At the beginning, entry into the U.S. was uneventful, as the Burlingame Treaty of 1868 between the United States and China allowed Chinese to migrate. Under this treaty, while children who were born in the U.S. would automatically become American citizens, Chinese, unlike the European immigrants, could not become naturalized citizens (3). To earlier Chinese, becoming a naturalized citizen may not have mattered, as many wanted to return to China anyway, rich from gold found in America. This, however, as we shall see, will have later consequences for future Chinese immigrants.
A few Chinese did become rich in the gold fields of America, however most Chinese contented themselves to working over "spent" mines or riverbeds. Whereas an American gold-seeker might dismiss a river-bed or mine as "unprofitable and not worth the time and effort", Chinese would diligently work at it, gleaning small bits or flakes of gold (4).
As more and more Chinese arrived in America, other gold-seekers began viewing Chinese as a menace. Many incidents of Chinese being murdered, having their claims taken over or "jumped" by whites, forced to pay exorbitant permit fees to mine, and being denied any civil liberties are documented (5). Still, the Chinese were viewed as hard and dependable workers, and many Chinese who did not become miners took other jobs. These jobs included domestic servants, farming, laundering, cooking, peddling, and becoming storekeepers. Others worked at jobs that nobody else wanted or would consider too dirty (6).

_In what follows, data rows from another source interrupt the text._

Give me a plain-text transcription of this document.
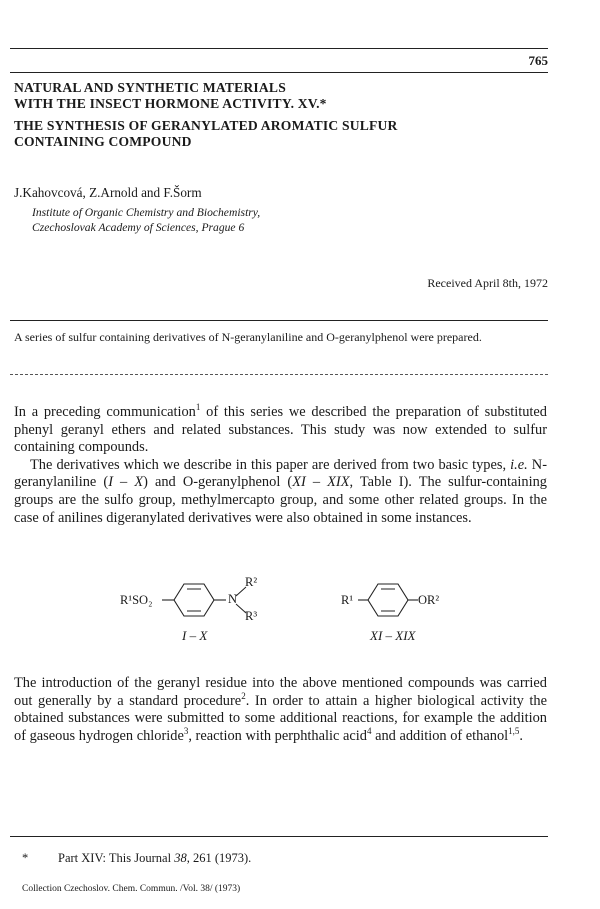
765
NATURAL AND SYNTHETIC MATERIALS
WITH THE INSECT HORMONE ACTIVITY. XV.*
THE SYNTHESIS OF GERANYLATED AROMATIC SULFUR
CONTAINING COMPOUND
J.Kahovcová, Z.Arnold and F.Šorm
Institute of Organic Chemistry and Biochemistry,
Czechoslovak Academy of Sciences, Prague 6
Received April 8th, 1972
A series of sulfur containing derivatives of N-geranylaniline and O-geranylphenol were prepared.

In a preceding communication$^1$ of this series we described the preparation of substituted phenyl geranyl ethers and related substances. This study was now extended to sulfur containing compounds.

The derivatives which we describe in this paper are derived from two basic types, i.e. N-geranylaniline (I – X) and O-geranylphenol (XI – XIX, Table I). The sulfur-containing groups are the sulfo group, methylmercapto group, and some other related groups. In the case of anilines digeranylated derivatives were also obtained in some instances.

R¹SO₂	N
R²
R³
I – X
R¹	OR²
XI – XIX

The introduction of the geranyl residue into the above mentioned compounds was carried out generally by a standard procedure$^2$. In order to attain a higher biological activity the obtained substances were submitted to some additional reactions, for example the addition of gaseous hydrogen chloride$^3$, reaction with perphthalic acid$^4$ and addition of ethanol$^{1,5}$.

* Part XIV: This Journal 38, 261 (1973).
Collection Czechoslov. Chem. Commun. /Vol. 38/ (1973)
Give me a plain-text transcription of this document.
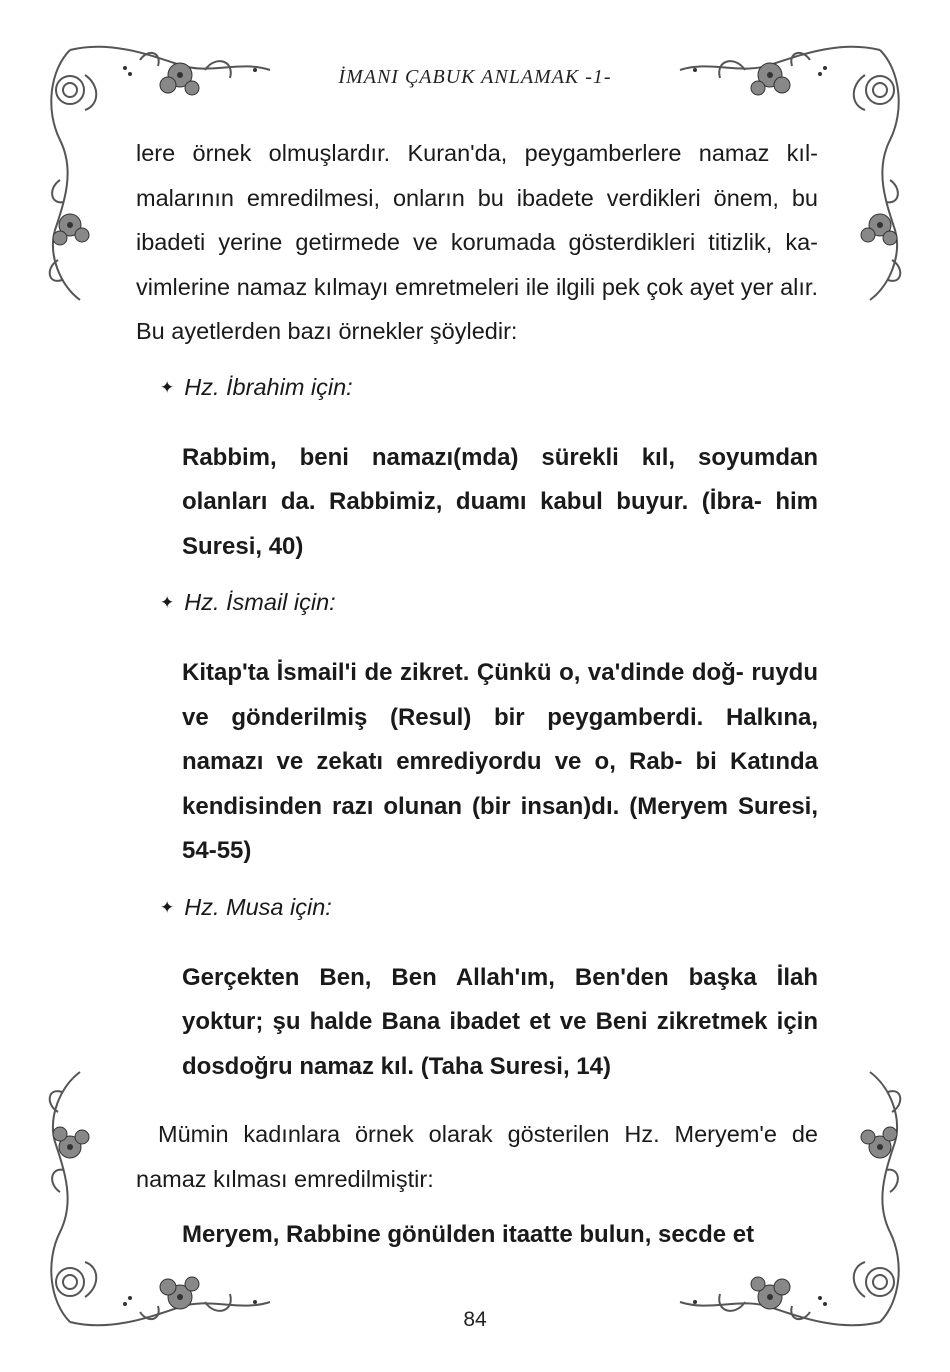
İMANI ÇABUK ANLAMAK -1-

lere örnek olmuşlardır. Kuran'da, peygamberlere namaz kıl- malarının emredilmesi, onların bu ibadete verdikleri önem, bu ibadeti yerine getirmede ve korumada gösterdikleri titizlik, ka- vimlerine namaz kılmayı emretmeleri ile ilgili pek çok ayet yer alır. Bu ayetlerden bazı örnekler şöyledir:

✦ Hz. İbrahim için:

Rabbim, beni namazı(mda) sürekli kıl, soyumdan olanları da. Rabbimiz, duamı kabul buyur. (İbra- him Suresi, 40)

✦ Hz. İsmail için:

Kitap'ta İsmail'i de zikret. Çünkü o, va'dinde doğ- ruydu ve gönderilmiş (Resul) bir peygamberdi. Halkına, namazı ve zekatı emrediyordu ve o, Rab- bi Katında kendisinden razı olunan (bir insan)dı. (Meryem Suresi, 54-55)

✦ Hz. Musa için:

Gerçekten Ben, Ben Allah'ım, Ben'den başka İlah yoktur; şu halde Bana ibadet et ve Beni zikretmek için dosdoğru namaz kıl. (Taha Suresi, 14)

Mümin kadınlara örnek olarak gösterilen Hz. Meryem'e de namaz kılması emredilmiştir:

Meryem, Rabbine gönülden itaatte bulun, secde et

84
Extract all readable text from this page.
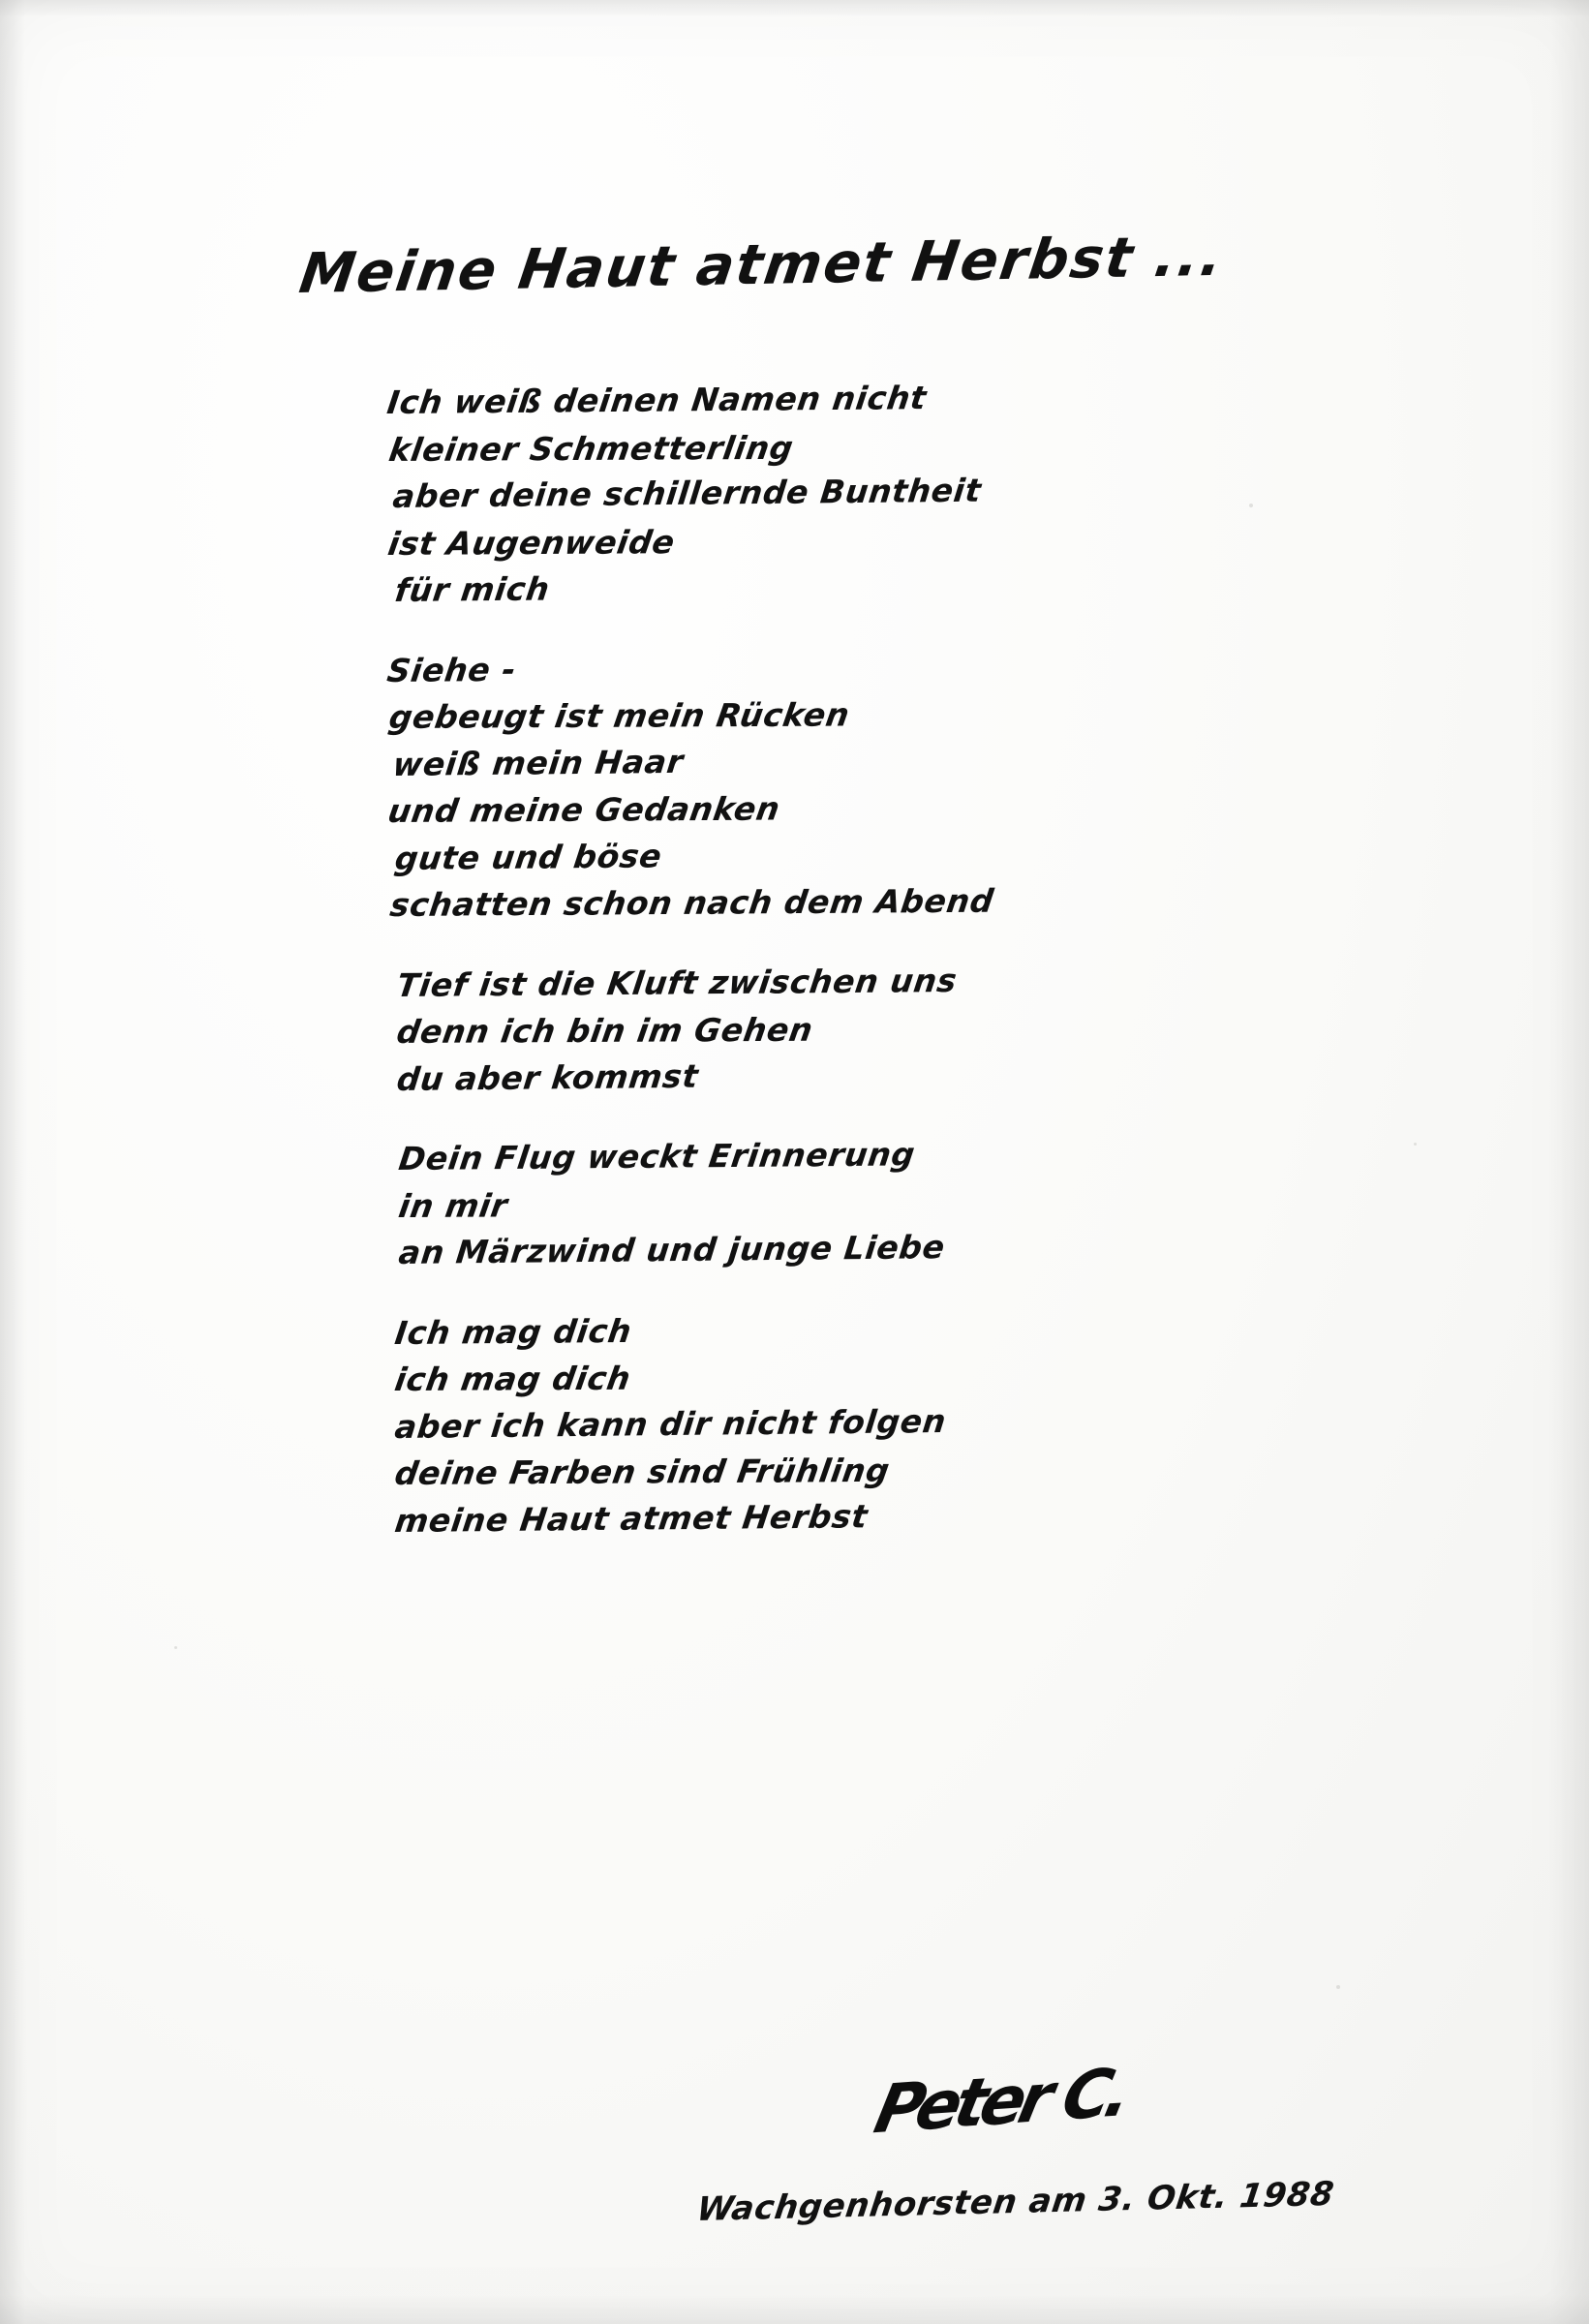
Meine Haut atmet Herbst ...
Ich weiß deinen Namen nicht
kleiner Schmetterling
aber deine schillernde Buntheit
ist Augenweide
für mich
Siehe -
gebeugt ist mein Rücken
weiß mein Haar
und meine Gedanken
gute und böse
schatten schon nach dem Abend
Tief ist die Kluft zwischen uns
denn ich bin im Gehen
du aber kommst
Dein Flug weckt Erinnerung
in mir
an Märzwind und junge Liebe
Ich mag dich
ich mag dich
aber ich kann dir nicht folgen
deine Farben sind Frühling
meine Haut atmet Herbst
Peter C.
Wachgenhorsten am 3. Okt. 1988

Many Chinese also worked on the building of the First Transcontinental Railroad. The Chinese were often exploited and worked under the most hazardous of conditions. As an example, Chinese laborers were lowered from mountainsides and used to tunnel through mountains using the highly unstable and volatile nitro-glycerin. Many times, Chinese often suffered serious injury and death from premature explosions. The term "not a Chinaman's chance" is often associated with this type of action (7).